3. Navigating Insurance Matters
As a startup, you should be prepared to provide proof of your insurance coverage when requested. Be transparent about your coverage limits and communicate that any liability or damages cannot exceed your insurance policy’s coverage.
It’s often the case that customers request a coverage that is ten times greater than your current offering. If a corporation demands a higher coverage, agree to it only if they are willing to subsidize the extra premium.
Typically if you argue that you would need to increase your coverage only for them, the customer will agree with the initial terms.
4. SLA Agreements
Service Level Agreements (SLAs) may seem overwhelming, but you can agree to them strategically. Implement tiered SLAs that ensure prompt attention to critical system down situations. Focus on ‘reaction times’ rather than ‘solution times’ to provide a realistic commitment.
5. How to approach Penalties
It’s advisable to initially decline penalties. In case they are unavoidable, ensure they are carefully managed. Set a cap on the penalty amount (e.g., it cannot be higher than the quarterly contract value) and only agree to penalties following a formal and written escalation that failed to be remedied.
6. Decoding Support Contracts
Consider adopting a credit-based system for support contracts. Assign each issue or question a ‘credit’ value based on its complexity, and agree upfront on the allocation of credits for each type of request. Each credit corresponds to a specific monetary value and a number of credits is allocated on an annual basis.
7. Interpreting Change of Control Clauses
A Change of Control clause refers to stipulations in a contract that take effect when your company undergoes a significant shift in ownership or management, e.g. your customer can end the contract in case you are acquired by one of their competitors.
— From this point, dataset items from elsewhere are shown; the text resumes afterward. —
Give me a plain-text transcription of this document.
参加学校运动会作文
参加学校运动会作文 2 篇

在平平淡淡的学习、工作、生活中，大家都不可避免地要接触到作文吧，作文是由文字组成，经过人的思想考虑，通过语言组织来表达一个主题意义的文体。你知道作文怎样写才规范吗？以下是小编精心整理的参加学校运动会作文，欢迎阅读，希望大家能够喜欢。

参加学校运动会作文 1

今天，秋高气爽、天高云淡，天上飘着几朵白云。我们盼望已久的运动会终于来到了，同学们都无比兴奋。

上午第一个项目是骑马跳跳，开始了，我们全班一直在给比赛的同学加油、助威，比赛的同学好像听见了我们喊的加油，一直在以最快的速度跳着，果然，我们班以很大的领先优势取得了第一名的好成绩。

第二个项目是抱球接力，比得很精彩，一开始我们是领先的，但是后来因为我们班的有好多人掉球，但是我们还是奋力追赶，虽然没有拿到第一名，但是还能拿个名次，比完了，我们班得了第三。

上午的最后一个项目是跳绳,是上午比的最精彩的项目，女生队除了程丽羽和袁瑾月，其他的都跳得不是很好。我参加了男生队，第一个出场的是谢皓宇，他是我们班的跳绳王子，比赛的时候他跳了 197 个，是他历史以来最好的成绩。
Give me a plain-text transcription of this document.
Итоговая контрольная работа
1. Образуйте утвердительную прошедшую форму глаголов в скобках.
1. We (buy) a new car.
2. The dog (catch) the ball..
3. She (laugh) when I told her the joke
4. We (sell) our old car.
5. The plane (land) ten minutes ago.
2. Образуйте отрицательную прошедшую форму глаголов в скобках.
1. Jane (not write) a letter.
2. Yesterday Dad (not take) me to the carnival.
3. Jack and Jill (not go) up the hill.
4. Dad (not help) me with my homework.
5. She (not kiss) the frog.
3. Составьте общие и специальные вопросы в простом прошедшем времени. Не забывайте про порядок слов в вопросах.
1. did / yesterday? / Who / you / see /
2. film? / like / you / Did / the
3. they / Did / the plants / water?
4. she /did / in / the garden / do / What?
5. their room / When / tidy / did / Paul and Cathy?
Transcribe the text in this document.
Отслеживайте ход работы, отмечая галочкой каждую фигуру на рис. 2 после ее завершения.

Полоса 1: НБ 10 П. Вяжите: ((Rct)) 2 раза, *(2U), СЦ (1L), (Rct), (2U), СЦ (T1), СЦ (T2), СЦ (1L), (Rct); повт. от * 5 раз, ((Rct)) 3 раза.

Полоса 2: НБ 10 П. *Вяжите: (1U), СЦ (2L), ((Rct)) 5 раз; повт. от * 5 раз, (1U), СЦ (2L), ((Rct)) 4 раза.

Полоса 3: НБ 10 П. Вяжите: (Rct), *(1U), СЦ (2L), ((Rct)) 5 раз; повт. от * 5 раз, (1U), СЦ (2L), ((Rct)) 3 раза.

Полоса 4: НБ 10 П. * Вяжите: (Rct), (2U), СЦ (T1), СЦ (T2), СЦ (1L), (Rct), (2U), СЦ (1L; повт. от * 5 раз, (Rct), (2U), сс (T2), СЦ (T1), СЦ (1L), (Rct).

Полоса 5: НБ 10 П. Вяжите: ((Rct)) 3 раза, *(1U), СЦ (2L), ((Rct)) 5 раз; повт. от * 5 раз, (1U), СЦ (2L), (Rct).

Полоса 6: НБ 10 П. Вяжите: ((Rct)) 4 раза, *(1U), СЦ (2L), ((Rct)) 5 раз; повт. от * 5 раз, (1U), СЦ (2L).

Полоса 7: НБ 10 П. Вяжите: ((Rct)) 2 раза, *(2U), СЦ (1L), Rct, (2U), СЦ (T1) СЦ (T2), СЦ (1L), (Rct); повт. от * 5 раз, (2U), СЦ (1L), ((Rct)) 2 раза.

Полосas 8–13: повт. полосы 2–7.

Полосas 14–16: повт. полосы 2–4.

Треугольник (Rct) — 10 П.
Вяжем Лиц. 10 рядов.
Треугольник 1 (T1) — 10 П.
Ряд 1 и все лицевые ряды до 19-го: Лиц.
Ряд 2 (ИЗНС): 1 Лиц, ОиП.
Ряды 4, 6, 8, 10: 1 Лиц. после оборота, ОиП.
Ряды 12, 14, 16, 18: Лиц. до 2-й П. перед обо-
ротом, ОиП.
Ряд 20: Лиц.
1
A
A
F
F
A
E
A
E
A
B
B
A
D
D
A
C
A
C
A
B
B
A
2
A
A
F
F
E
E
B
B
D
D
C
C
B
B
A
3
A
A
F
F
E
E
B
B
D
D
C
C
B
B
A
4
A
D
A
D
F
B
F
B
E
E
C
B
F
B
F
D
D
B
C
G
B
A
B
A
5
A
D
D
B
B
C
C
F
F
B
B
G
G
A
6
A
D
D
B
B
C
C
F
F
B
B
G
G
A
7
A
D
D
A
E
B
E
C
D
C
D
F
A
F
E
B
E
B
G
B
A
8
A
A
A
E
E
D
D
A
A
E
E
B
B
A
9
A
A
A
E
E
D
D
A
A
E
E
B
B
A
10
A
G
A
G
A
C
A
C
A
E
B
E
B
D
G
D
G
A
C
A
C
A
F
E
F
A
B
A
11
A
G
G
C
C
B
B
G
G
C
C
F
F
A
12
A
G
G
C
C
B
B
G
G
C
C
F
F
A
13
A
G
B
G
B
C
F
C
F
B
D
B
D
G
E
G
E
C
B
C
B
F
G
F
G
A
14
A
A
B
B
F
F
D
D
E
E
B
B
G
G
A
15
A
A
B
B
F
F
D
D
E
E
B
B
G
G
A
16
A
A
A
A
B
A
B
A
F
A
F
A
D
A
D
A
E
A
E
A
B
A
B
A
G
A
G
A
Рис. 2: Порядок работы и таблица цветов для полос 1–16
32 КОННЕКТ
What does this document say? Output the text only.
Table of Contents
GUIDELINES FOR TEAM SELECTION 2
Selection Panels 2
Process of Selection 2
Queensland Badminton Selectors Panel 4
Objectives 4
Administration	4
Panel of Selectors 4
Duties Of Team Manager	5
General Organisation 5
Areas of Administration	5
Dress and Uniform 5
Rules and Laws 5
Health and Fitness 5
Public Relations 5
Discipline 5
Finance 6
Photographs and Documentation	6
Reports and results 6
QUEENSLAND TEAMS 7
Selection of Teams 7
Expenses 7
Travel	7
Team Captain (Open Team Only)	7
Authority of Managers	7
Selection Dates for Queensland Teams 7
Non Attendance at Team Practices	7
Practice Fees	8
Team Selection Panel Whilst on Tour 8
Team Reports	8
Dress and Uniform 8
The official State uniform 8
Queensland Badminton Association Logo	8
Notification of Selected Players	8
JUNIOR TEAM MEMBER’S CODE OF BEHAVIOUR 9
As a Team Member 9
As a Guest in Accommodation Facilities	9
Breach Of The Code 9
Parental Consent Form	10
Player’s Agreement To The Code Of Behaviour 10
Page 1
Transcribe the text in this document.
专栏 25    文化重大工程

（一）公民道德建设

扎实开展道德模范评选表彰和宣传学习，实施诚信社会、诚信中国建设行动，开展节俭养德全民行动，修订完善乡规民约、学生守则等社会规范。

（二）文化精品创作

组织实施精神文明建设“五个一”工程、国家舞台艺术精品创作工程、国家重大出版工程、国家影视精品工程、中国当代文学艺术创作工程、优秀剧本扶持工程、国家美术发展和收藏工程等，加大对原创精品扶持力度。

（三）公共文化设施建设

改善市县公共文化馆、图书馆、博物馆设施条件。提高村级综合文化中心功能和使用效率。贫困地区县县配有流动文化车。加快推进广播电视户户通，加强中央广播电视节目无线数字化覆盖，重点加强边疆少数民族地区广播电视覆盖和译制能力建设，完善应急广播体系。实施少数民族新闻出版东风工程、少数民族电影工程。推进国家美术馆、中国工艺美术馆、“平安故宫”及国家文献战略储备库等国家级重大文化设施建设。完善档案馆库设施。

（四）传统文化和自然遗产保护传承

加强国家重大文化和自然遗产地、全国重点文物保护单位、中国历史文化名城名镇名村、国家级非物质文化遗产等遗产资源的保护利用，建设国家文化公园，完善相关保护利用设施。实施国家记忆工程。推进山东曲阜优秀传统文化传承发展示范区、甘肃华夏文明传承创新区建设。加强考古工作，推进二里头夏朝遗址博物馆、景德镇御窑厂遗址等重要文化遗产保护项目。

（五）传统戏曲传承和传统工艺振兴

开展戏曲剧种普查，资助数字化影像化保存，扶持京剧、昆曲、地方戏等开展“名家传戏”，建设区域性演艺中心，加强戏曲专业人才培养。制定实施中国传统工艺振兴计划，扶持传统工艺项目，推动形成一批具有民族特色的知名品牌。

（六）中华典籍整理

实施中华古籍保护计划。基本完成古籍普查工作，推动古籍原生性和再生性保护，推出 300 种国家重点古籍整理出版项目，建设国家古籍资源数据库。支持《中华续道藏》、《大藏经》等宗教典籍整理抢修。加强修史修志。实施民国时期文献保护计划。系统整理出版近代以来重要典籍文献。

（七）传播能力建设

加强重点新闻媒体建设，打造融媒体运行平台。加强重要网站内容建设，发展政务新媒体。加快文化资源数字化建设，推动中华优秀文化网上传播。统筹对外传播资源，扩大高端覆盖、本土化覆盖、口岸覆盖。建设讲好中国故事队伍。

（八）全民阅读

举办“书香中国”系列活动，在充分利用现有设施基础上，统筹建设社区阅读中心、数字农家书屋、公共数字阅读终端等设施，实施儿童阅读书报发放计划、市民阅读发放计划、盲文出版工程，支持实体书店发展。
These clauses can negatively impact your company’s valuation during a potential acquisition, so it’s best to try to avoid them.
8. Choosing Between Your T&Cs or Theirs
Choosing your customer’s terms and conditions may seem counterintuitive, but it’s often the more practical choice. Negotiating your own terms with corporate lawyers can consume substantial time and resources.
Hopefully this allows you to approach corporate contracts with more confidence and strategic awareness. Remember to consult with a lawyer to ensure all the necessary details are covered in the contract and that all clauses are legally enforceable.